L’annonce de la fin du régime universel des pensions de retraite, accordées à tous les Thaïlandais de plus de 60 ans, passe mal. Désormais, des critères d’attribution s’appliqueront et “les versements ne seront effectués qu’aux ‘personnes sans revenus ou avec des revenus insuffisants pour assurer leur subsistance’”, explique le site Khao Sod. Les critères de revenus seront définis dans un texte de loi à venir.
Les nouvelles règles devant entrer en vigueur le 19 août sont accueillies froidement dans un pays parmi les plus inégalitaires au monde, un sujet largement débattu lors de la campagne électorale de mai dernier.
Jusqu’ici, tous les Thaïlandais de plus de 60 ans avaient droit à une pension de retraite versée par l’État. Des allocations mensuelles allant de 600 à 1 000 bahts (entre 15 et 26 euros) en fonction de l’âge, les plus de 90 ans touchant le montant le plus élevé. Le gouvernement assure que les bénéficiaires actuels ne se verront pas appliquer les nouveaux critères.
Le gouvernement estime pouvoir ainsi économiser 90 milliards de bahts par an, soit plus de 2 milliards d’euros, au budget de l’État, poursuit le journal.
19 % de la population âgée de plus de 60 ans
Le Bangkok Post cite notamment le ministre du Développement et de la Protection sociale, Juti Krairiksh, qui déclare que “si les anciens critères n’étaient pas révisés, le gouvernement devrait supporter des coûts pouvant atteindre 100 milliards de bahts par an à partir de 2025”.
“Depuis 2005, la population thaïlandaise vieillit”, explique Khao Sod. En 2023, les plus de 60 ans représentent 19,21 % des plus de 66 millions de Thaïlandais.
“Il y a environ 12 millions de personnes âgées, le groupe des 60-69 ans représentant plus de la moitié du total.”
Dans le Bangkok Post, le ministre précise qu’“actuellement il y a environ 4 millions de personnes âgées pauvres. Les fonds budgétaires étant limités, le gouvernement doit d’abord aider les plus démunis.”
Un argument qui ne semble pas convaincre une partie de la société civile. Welfare State Network, We Fair Group et Four Regions Slum Network ont organisé une manifestation devant le ministère de l’Intérieur, jeudi 17 août, demandant l’annulation de cette réforme, raconte le quotidien The Nation. Leur déclaration commune souligne que le programme de pension a été élargi il y a plus de dix ans pour couvrir toutes les personnes âgées de 60 ans et plus.

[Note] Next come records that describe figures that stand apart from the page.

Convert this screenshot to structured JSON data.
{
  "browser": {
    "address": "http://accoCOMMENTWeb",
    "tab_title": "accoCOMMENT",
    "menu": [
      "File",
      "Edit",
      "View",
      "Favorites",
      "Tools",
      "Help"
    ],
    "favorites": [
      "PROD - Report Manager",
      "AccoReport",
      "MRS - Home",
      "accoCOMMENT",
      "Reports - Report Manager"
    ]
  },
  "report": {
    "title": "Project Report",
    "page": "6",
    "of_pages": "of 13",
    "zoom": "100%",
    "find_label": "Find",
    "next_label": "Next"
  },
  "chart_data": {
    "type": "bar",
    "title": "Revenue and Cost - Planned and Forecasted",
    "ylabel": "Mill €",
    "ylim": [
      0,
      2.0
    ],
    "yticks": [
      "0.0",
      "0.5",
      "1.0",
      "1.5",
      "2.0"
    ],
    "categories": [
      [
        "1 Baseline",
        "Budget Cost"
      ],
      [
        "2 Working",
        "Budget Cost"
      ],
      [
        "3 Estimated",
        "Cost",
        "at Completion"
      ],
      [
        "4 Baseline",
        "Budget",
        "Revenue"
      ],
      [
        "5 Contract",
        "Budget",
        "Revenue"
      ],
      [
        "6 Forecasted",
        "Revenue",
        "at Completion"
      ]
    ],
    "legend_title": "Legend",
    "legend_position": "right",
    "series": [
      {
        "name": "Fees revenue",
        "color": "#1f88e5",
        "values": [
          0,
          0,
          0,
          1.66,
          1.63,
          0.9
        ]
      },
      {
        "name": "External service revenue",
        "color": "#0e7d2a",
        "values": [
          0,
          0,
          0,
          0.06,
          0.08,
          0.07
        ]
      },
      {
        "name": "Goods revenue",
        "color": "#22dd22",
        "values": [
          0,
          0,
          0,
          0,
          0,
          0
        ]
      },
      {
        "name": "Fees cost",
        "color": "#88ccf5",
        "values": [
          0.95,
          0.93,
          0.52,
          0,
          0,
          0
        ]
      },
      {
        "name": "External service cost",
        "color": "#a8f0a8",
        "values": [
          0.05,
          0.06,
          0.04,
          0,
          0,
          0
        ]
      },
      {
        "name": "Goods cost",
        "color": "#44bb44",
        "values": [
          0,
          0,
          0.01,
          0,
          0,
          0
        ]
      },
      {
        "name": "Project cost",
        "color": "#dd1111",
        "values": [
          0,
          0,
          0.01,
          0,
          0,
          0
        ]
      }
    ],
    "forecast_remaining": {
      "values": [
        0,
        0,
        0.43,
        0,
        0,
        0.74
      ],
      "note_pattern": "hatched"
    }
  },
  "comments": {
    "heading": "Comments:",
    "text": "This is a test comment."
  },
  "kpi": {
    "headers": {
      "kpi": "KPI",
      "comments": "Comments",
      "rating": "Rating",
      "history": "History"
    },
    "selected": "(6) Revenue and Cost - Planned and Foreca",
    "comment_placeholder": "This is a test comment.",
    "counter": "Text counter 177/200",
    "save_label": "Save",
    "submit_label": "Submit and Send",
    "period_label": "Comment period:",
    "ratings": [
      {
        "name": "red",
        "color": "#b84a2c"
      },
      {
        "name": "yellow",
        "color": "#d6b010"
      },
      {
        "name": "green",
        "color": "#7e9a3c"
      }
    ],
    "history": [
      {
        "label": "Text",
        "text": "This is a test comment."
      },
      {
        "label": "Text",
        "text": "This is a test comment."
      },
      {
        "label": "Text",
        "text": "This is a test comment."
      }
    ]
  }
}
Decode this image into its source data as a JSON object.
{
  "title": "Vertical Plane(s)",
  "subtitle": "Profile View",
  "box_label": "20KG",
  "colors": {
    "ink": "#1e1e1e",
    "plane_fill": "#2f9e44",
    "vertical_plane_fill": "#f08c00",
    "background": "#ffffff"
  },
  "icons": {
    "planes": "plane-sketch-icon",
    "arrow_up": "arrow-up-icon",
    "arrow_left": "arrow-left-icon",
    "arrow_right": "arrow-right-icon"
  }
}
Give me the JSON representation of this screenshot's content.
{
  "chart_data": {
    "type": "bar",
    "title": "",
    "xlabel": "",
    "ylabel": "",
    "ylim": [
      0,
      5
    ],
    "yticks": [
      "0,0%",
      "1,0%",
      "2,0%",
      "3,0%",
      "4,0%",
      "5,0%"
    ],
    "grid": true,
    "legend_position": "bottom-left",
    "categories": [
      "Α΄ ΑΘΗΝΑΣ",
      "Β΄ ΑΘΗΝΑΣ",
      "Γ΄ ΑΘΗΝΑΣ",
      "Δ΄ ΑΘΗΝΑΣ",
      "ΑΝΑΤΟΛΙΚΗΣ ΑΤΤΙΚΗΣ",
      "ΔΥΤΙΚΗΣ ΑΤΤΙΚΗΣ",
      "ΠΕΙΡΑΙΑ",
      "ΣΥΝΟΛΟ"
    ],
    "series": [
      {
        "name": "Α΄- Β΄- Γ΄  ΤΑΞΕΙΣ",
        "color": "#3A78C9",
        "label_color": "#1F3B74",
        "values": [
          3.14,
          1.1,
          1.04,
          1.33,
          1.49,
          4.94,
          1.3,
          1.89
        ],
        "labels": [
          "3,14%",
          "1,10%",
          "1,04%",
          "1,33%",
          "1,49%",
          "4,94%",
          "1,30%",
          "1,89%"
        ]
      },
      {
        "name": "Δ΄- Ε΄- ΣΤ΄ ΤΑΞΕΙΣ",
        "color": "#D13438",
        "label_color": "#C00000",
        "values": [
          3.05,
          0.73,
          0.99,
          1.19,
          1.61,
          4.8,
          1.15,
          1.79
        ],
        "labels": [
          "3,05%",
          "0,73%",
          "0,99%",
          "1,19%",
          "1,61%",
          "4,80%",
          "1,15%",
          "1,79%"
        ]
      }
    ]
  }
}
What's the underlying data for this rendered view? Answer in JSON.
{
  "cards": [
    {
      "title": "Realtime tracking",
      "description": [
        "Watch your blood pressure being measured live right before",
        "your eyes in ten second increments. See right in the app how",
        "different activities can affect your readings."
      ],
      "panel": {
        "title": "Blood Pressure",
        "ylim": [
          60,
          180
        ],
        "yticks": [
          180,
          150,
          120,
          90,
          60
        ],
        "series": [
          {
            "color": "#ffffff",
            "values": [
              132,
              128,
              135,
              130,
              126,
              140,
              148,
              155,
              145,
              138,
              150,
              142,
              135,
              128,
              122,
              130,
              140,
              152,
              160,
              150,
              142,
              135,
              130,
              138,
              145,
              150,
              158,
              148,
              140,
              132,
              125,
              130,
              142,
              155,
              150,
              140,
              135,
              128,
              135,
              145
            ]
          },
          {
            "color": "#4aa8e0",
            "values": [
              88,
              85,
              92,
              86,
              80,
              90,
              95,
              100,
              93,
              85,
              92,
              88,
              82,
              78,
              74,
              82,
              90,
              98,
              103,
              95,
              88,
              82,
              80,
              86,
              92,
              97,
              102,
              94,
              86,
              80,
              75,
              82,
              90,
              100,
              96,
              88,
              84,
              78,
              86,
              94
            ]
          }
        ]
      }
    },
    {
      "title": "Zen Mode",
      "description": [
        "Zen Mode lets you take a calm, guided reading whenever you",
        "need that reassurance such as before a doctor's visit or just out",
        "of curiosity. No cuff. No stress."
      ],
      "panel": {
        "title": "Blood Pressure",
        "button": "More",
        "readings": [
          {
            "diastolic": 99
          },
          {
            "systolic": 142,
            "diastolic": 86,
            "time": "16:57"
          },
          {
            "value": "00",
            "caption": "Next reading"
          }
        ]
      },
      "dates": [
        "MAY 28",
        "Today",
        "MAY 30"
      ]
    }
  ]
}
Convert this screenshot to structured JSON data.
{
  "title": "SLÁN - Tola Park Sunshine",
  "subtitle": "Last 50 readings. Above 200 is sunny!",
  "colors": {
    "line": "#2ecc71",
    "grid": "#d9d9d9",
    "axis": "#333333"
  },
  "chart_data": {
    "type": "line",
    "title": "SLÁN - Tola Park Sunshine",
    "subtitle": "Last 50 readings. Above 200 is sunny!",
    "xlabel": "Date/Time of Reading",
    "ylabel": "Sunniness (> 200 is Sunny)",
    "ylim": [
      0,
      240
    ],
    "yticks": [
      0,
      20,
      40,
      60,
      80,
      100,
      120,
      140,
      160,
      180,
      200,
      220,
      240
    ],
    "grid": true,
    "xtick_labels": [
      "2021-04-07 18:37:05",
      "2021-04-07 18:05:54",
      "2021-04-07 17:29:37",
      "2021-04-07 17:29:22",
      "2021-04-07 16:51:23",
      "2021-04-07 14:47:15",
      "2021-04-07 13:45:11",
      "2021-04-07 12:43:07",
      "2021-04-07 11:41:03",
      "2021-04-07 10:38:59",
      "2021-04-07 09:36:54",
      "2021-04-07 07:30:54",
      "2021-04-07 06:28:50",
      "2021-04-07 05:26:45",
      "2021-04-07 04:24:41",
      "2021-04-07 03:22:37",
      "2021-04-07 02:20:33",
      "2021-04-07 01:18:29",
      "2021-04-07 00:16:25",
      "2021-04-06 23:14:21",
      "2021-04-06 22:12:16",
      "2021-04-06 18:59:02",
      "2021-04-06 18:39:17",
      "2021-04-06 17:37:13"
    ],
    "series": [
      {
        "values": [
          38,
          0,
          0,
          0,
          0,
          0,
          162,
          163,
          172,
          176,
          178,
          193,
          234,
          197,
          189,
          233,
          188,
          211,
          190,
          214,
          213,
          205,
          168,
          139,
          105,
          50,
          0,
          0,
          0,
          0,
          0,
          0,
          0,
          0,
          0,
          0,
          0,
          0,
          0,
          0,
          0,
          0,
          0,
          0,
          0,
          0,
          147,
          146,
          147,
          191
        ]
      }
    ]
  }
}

En outre, elles dénoncent le gouvernement intérimaire du Premier ministre, le général Prayut Chan-ocha, qui “ne croit pas en la protection sociale universelle”, et demandent de procéder à des coupes budgétaires dans les “dépenses inutiles”. À leurs yeux, il est nécessaire de rechercher de nouvelles sources de revenus pour l’État, telles qu’un impôt sur la fortune pour les personnes riches et une taxe sur les bénéfices exceptionnels pour les entreprises.
Un débat au cœur de la société
Selon le site Khao Sod, ces organisations ont également indiqué qu’“actuellement seules 40 familles dans le pays détiennent environ 30 % du PIB.”
Le débat est d’autant plus vif que la décision de réduire les pensions est prise par un gouvernement intérimaire désavoué lors des élections législatives de mai dernier. Candidat à sa succession, Prayuth Chan-ocha avait été largement battu dans les urnes, mais il reste à son poste le temps de la nomination d’un nouveau Premier ministre.
Grand vainqueur du scrutin, le parti Move Forward n’a pu, en revanche, former un gouvernement en raison des multiples blocages, effectués par le camp conservateur, de l’élection de son candidat au poste de Premier ministre. Move Forward avait largement séduit les électeurs par une campagne axée sur de vastes réformes remettant en cause les équilibres politiques et économiques d’une société thaïlandaise très hiérarchisée. Il avait notamment promis une allocation mensuelle universelle de 3 000 bahts (77 euros).